SWITCH Sustainable Water management Improves Tomorrow's Cities' Health
The SWITCH Project aims to contribute to the development of efficient, sustainable and interactive urban water systems and services by developing an integrated, flexible and strategic approach towards sustainable urban water management, which builds on a thorough understanding of limitations and unsustainability factors of conventional urban water management systems and demonstrating a range of tested scientific, technological and socio-economic solutions and approaches to urban water management.
SWITCH is funded by the EU and will run from 2006-2010.
The 30 SWITCH partners are working under the following main themes: Paradigm Shift and Knowledge Management, Urban water supply, Storm water management, Eco-sanitation, Productive (Re)use of water. Switch will implement pilot and demonstration projects in 14 cities.

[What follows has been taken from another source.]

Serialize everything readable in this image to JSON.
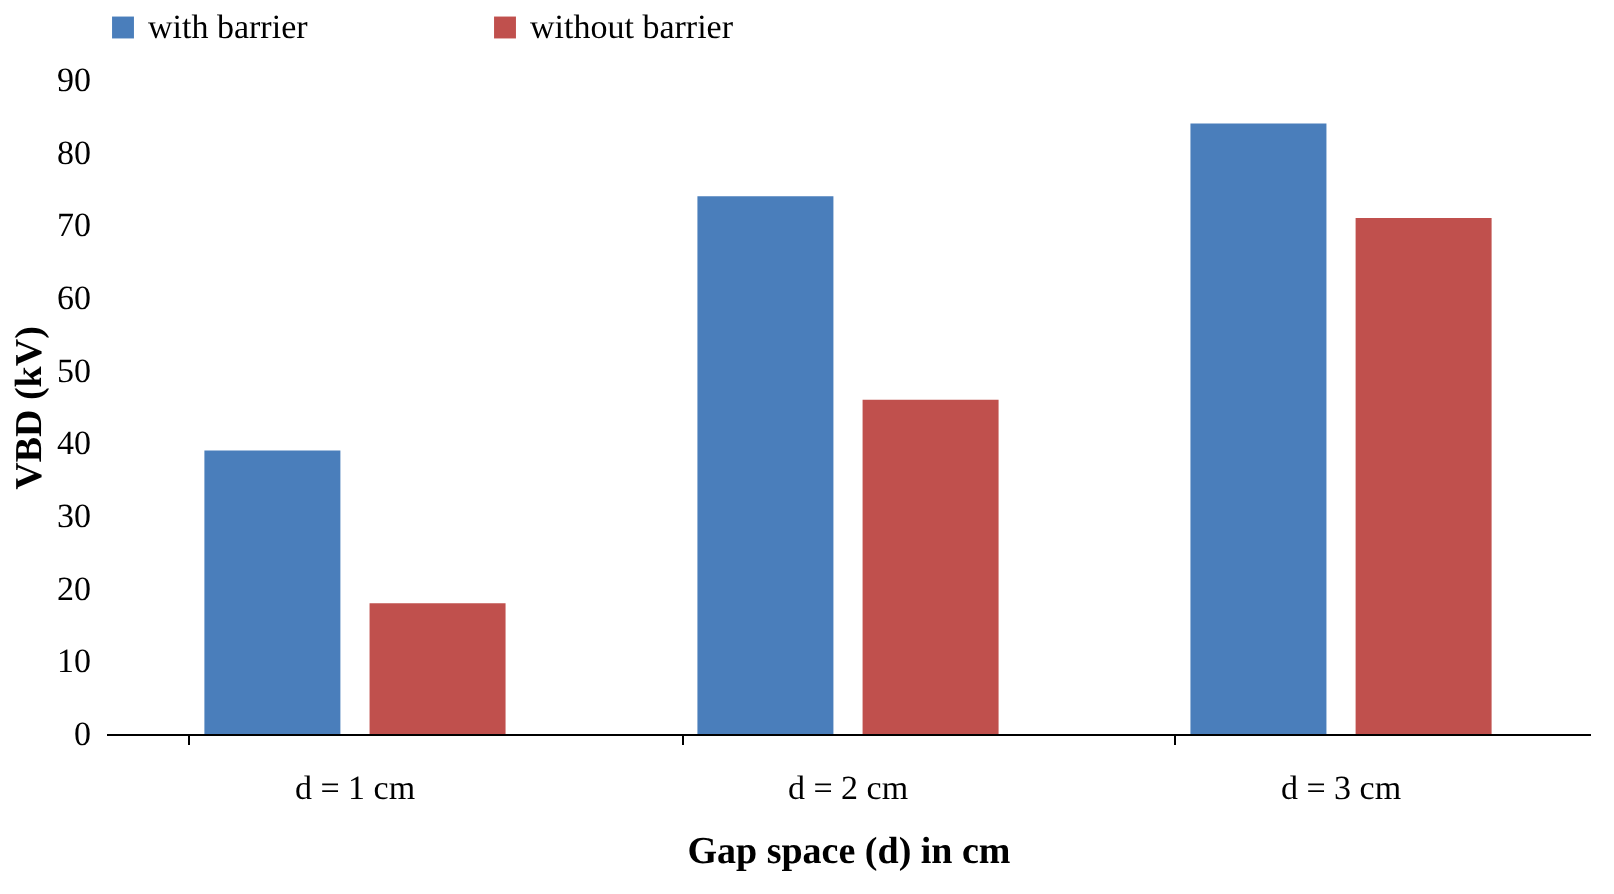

SWITCH applies a Learning Alliances framework in which various organisations with a shared interest in improving urban water management cooperate in a number of structured platforms at different institutional levels (national, river basin, city, community etc). These platforms bring together a wide range of partners with capabilities in implementation; regulation; policy and legislation; research and documentation and dissemination and are designed to break down barriers to both horizontal and vertical information sharing, and thus to speed up the process of identification, adaptation, and uptake of new innovations.
ETC is coordinating the Work Package on Urban Agriculture (part of the theme Productive reuse of water) in which it collaborates with IWMI in Accra Ghana, IGSNRR in Beijing and IPES in Lima, Peru as well as with NRI (UK) and IRC (the Netherlands). The objectives of this Work Package are:
- To develop a better understanding of -and promote benefits associated with- the role, contributions and potential of urban agriculture and other productive uses of water (along the water chain) to people's livelihoods in the selected pilot cities;
- To establish multi-stakeholder working-groups in each city that engage civil society (e.g. NGOs, CBOs, farmers) with municipal agencies (e.g. policy-makers, legislative and planning authorities), researchers and the private sector, on the integration of productive use of water in urban planning;
- To train members of the working groups and other key players in multi-stakeholder approaches, and to develop local skills and capacity in key agricultural (& other livelihood activities) and water management areas;
- To identify and integrate acceptable and appropriate urban water management approaches and strategies into the policy, legislative and regulatory, urban planning and decision-making frameworks of each city;
- To initiate and monitor at least two pilot projects in each of these cities on productive use of water including freshwater, storm and waste water;
- To disseminate and promote the lessons learnt within the cities and on national and international levels through multiple media channels (workshops, internet, etc) and demonstrations.
Funding: EU, Integrated Programme, FP 6.